Transparency News 5/23/16

Monday, May 23, 2016



State and Local Stories

 

A state airplane took Gov. Terry McAuliffe to a couple of weddings, U.Va's Elite Eight game in Chicago and into Cuba over the last eight months, state flight records show. The Daily Press filed a Freedom of Information Act request this month for Department of Aviation records covering the dozens of flights that McAuliffe, or a member of his cabinet, took going back to September, when a similar check was also performed.
Daily Press

In an attempt to determine how many illegal immigrants have been charged with criminal offenses in Virginia since the 2008 legislation, The Times-Dispatch filed a Virginia Freedom of Information Act request with the State Compensation Board for records it maintains on the number of illegal immigration queries of inmates made by all of Virginia’s local and regional jails, along with the results of those queries.
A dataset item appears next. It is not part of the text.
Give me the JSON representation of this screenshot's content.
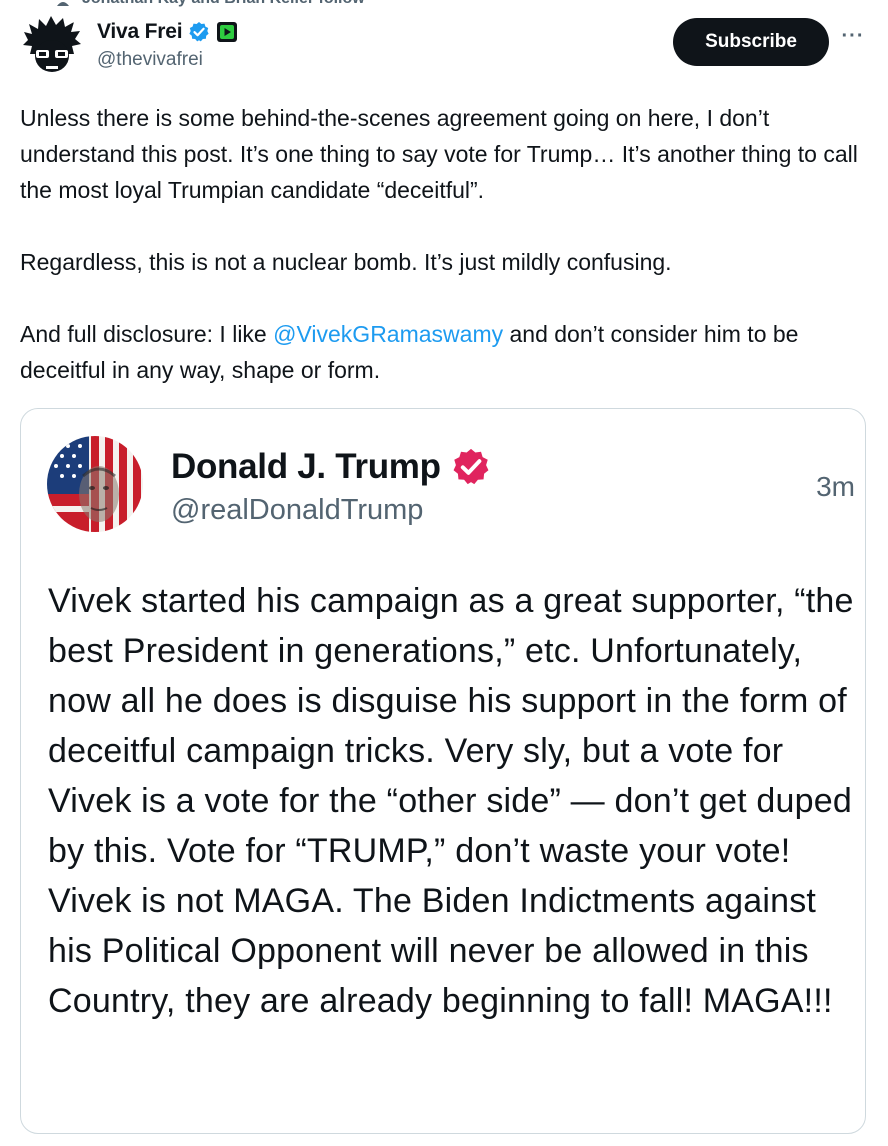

The newspaper requested and received data for each year since 2008, when Albo’s law went into effect mandating that state jails collect the numbers and report them to the state. While the large majority of the state’s jails have complied fully with the law’s reporting requirements, several facilities have failed to follow each step of the mandatory reporting process, resulting in skewed numbers being reported to the state. Consequently, many illegal immigrants being held in those facilities were not being counted.
Richmond Times-Dispatch

Former Portsmouth City Manager John Rowe and Jim Oliver, the man who hired him, this week defended a setup in which Rowe received retirement pay while working full time, saying a former city attorney wanted it that way. The Virginia Retirement System sent some type of response to Portsmouth this week about the issue. The state has been researching the situation for about nine months and has provided few details except to say that employers are required to report high-level positions to the retirement system and pay contributions for them, and that the law prohibits receipt of a VRS pension for employees who return in VRS-covered positions.
Virginian-Pilot

The Daily Press was named the winner of a First Amendment Award Friday in the 2016 Associated Press Media Editors Innovation in Journalism Awards contest. The paper was honored for its Freedom of Information Act battle with the Office of the Executive Secretary of the Supreme Court of Virginia over access to a database of state court records.
Daily Press


National Stories

The New York Civil Liberties Union sued the NYPD Thursday to get details on the Stingray equipment that cops use to spy on people's cellphones. The NYCLU said it had requested information under the Freedom of Information Law about how the department pays for its Stingrays and what models it is purchasing. Instead, the NYPD refused to provide any data about "basic contractual information that should be part of the public domain," the NYCLU charges.
New York Daily News

Students filing open records requests with the federal government should be eligible for reduced fees, an appeals court ruled Friday. Filing a request under the Freedom of Information Act (FOIA) can sometimes result in hundreds or thousands of dollars in charges that are requested by federal officials for duplicating documents and conducting searches. While some entities — such as the media and teachers at educational institutions — qualify to have these fees reduced, the Defense Department declared that Kathryn Slack, a student, did not. “If teachers can qualify for reduced fees, so can students,” wrote Judge Brett Kavanaugh in a U.S. Court of Appeals for the D.C. Circuit decision released on Friday. “Students who make FOIA requests to further their coursework or other school-sponsored activities are eligible for reduced fees under FOIA because students, like teachers, are part of an educational institution.”
The Hill

David Yanofsky, a reporter for the Atlantic Media publication Quartz, has filed a Freedom of Information Act lawsuit to compel the Department of Commerce to release databases containing information about foreign travel to and from the United States. Attorneys for the Reporters Committee for Freedom of the Press are representing Yanofsky pro bono. Despite acknowledging that the databases requested are agency records subject to FOIA, the DOC claimed that the databases are “not available under the FOIA,” denied Yanofsky’s request for a fee waiver, and informed him that he would have to purchase the records, which would cost more than $173,000.
Reporters Committee for Freedom of the Press



Editorials/Columns

Examine for a moment how the Fairfax County police leadership responded when one of its officers shot and killed an unarmed man standing in the doorway of his residence in August 2013. Examine for a moment how the Fairfax County police leadership responded when one of its officers shot and killed an unarmed man standing in the doorway of his residence in August 2013. It was transparent and neutral, quite the opposite of what transpired in Fairfax a few years earlier. The mishandling of the Fairfax shooting created considerable upheaval and likely damaged confidence the public may have had in the department.